Brady West - A Novel Methodology for Improving Applications of Modern Predictive Modeling Tools to Linked Data Sets Subject to Mismatch Error -JPSM MPSDS Seminar
views
comments
Brady T. West is a Research Professor in the Survey Methodology Program, located within the Survey Research Center at the Institute for Social Research on the University of Michigan-Ann Arbor (U-M) campus. He earned his PhD from the Michigan Program in Survey and Data Science in 2011. Before that, he received an MA in Applied Statistics from the U-M Statistics Department in 2002, being recognized as an Outstanding First-year Applied Masters student, and a BS in Statistics with Highest Honors and Highest Distinction from the U-M Statistics Department in 2001. His current research interests include the implications of measurement error in auxiliary variables and survey paradata for survey estimation, selection bias in surveys, responsive/adaptive survey design, interviewer effects, and multilevel regression models for clustered and longitudinal data. He is the lead author of a book comparing different statistical software packages in terms of their mixed-effects modeling procedures (Linear Mixed Models: A Practical Guide using Statistical Software, Third Edition, Chapman Hall/CRC Press, 2022), and he is a co-author of a second book entitled Applied Survey Data Analysis (with Steven Heeringa and Pat Berglund), the second edition of which was published by CRC Press in June 2017. He was elected as a Fellow of the American Statistical Association in 2022.
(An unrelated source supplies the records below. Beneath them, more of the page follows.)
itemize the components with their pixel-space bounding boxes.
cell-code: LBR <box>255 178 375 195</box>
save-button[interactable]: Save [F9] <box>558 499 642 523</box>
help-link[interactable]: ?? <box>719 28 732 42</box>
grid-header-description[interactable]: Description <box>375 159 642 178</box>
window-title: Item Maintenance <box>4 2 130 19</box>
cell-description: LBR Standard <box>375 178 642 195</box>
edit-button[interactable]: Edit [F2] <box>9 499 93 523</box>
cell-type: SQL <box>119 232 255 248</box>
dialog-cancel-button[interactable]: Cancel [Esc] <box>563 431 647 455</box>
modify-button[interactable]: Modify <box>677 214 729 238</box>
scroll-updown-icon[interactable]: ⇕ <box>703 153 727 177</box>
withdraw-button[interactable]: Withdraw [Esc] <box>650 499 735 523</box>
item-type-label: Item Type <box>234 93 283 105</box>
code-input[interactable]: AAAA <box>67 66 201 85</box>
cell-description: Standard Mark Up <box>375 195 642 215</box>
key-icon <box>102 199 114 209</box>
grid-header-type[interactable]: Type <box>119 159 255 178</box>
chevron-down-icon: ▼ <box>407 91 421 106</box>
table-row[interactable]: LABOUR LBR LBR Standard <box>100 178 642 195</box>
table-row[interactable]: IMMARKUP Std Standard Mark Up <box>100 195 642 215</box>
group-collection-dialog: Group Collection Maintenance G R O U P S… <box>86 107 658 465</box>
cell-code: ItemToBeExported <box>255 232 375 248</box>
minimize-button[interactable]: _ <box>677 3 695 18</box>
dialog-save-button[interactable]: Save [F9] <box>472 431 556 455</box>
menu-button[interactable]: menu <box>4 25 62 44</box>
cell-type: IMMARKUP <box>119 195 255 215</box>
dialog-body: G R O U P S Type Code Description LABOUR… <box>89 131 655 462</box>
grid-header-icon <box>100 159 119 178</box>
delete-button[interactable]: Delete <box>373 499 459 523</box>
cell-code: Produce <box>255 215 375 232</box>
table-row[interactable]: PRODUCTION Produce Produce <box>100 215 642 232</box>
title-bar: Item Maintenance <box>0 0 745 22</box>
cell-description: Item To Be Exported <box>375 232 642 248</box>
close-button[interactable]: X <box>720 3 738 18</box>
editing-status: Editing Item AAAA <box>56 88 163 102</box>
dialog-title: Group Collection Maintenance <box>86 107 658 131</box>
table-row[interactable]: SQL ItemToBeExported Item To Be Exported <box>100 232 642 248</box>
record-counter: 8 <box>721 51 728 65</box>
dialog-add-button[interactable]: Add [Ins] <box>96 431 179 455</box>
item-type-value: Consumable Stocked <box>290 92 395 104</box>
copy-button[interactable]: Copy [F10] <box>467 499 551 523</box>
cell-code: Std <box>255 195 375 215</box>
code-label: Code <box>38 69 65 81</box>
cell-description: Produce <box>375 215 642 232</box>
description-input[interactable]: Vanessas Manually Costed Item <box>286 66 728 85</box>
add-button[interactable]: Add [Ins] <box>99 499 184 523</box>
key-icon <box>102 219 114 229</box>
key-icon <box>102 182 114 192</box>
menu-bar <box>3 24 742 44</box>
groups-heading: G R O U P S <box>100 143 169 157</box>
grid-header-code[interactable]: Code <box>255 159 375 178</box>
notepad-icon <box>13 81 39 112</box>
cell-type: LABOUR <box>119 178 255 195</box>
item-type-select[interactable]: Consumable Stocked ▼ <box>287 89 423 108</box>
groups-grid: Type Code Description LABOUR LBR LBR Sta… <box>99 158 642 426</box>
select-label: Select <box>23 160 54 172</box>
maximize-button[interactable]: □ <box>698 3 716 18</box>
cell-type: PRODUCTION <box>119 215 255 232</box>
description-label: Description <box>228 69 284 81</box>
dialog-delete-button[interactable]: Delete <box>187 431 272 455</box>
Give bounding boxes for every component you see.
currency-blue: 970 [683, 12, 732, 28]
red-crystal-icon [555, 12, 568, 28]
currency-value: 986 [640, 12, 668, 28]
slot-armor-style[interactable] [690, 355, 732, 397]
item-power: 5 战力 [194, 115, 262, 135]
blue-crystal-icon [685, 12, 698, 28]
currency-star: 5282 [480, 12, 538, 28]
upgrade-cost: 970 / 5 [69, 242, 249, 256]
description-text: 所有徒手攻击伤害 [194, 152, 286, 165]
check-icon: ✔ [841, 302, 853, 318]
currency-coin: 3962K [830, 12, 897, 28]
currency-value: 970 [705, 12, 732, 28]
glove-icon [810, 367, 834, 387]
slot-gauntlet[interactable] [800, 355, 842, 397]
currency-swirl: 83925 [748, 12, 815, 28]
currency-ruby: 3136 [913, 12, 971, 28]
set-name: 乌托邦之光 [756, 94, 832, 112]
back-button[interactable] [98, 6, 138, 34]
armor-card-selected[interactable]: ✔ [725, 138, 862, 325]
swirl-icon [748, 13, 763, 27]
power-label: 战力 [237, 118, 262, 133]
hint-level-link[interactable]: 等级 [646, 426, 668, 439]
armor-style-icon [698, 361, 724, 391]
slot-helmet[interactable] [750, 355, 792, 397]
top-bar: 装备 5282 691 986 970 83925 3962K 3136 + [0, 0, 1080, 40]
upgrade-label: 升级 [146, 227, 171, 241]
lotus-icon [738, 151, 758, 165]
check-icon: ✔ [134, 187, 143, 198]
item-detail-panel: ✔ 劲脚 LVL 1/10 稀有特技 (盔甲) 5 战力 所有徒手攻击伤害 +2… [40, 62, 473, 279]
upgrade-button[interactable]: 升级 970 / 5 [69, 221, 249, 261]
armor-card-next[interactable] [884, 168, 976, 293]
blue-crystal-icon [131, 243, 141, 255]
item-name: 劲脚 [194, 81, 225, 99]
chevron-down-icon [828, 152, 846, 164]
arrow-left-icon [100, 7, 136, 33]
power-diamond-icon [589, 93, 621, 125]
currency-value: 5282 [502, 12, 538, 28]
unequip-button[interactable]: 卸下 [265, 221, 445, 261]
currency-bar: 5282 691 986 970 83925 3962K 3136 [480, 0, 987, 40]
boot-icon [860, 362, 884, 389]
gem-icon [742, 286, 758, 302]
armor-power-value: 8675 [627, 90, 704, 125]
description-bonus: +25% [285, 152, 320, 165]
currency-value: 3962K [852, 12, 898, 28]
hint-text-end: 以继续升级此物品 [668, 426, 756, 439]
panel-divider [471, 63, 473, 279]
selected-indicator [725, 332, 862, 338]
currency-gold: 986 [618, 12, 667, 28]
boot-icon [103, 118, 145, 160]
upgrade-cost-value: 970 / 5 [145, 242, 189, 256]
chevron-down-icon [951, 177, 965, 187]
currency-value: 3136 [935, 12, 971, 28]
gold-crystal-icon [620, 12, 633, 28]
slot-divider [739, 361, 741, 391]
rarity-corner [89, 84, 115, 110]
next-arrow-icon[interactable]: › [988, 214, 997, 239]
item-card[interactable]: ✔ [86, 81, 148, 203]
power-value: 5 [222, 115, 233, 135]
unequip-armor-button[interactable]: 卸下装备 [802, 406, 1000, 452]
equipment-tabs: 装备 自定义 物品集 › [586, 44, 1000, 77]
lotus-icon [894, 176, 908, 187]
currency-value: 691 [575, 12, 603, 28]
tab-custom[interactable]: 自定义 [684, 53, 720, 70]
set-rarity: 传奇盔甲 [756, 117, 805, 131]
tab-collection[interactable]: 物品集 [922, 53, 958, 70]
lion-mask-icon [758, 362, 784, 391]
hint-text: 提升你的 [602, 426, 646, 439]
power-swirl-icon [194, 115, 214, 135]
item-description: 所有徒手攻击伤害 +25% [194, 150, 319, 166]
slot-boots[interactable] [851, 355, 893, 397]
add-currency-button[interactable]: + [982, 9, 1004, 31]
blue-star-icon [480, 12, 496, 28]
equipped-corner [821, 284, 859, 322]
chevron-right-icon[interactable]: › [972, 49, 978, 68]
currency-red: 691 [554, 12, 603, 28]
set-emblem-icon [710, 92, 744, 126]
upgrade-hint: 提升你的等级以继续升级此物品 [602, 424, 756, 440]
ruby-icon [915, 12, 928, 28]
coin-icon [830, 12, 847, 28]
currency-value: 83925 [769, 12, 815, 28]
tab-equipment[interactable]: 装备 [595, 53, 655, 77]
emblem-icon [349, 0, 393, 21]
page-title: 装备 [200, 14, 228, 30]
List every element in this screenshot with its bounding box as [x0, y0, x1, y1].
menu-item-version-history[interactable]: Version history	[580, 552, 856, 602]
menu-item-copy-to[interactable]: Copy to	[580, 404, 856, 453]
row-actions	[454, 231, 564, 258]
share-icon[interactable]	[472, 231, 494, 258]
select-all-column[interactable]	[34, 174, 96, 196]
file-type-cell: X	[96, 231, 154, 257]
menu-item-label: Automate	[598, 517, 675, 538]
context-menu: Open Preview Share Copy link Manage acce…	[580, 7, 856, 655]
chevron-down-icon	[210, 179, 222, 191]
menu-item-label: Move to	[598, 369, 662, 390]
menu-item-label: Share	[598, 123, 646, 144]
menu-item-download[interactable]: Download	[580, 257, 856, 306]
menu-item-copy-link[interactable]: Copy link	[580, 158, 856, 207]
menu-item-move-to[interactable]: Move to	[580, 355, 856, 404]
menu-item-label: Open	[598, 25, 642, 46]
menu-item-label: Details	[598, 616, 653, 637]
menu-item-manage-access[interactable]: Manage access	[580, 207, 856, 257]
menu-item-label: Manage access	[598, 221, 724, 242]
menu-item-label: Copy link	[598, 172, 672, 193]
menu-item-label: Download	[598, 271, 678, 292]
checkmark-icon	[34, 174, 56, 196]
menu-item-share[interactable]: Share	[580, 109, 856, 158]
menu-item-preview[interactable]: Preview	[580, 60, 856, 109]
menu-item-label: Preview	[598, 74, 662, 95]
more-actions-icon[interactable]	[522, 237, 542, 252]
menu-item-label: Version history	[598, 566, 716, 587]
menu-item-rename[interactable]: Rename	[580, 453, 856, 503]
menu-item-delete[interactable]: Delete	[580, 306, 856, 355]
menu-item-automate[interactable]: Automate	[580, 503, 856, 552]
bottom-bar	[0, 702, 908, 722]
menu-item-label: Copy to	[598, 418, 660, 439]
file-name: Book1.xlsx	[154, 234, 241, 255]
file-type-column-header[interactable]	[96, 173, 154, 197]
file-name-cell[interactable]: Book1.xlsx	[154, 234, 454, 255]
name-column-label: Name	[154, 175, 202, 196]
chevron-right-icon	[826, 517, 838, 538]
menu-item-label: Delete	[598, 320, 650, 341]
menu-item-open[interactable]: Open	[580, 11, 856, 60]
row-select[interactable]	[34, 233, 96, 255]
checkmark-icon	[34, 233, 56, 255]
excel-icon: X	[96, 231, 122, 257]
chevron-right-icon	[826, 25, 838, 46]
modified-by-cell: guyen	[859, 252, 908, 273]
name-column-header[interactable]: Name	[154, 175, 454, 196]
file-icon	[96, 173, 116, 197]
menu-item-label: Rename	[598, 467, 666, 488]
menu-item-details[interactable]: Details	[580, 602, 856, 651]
A Novel Methodology for Improving Applications
of Modern Predictive Modeling Tools to Linked Data Sets Subject to Mismatch
Error
In recent years, the rise of social media platforms such as Twitter/X has provided social scientists with a wealth of user-content data, and there has been renewed interest in the utility of administrative records for increasing survey efficiency. Combining social media data, administrative records, and survey data has the potential to produce a comprehensive source of information for social research. These data are often collected from multiple sources and combined by probabilistic record linkage. For the analysis of these linked data files, advanced machine learning techniques, such as random forests, boosting, and related ensemble methods, have become essential tools for survey methodologists and data scientists. There is, however, a potential pitfall in the widespread application of these techniques to linked data sets that needs more attention. Linkage errors such as mismatch and missed-match errors can distort the true relationships between variables and adversely alter the performance metrics routinely output by predictive modeling techniques, such as variable importance, confusion matrices, RMSE, etc. Thus, the actual predictive performance of these machine-learning techniques may not be realized. In this presentation, I will describe a new general methodology designed to adjust modern predictive modeling techniques for the presence of mismatch errors in linked data sets. The proposed approach, based on mixture modeling, is general enough to accommodate various predictive modeling techniques in a unified fashion. I evaluate the performance of the new methodology with simulations implemented in R. I will conclude with recommendations for future work in this area.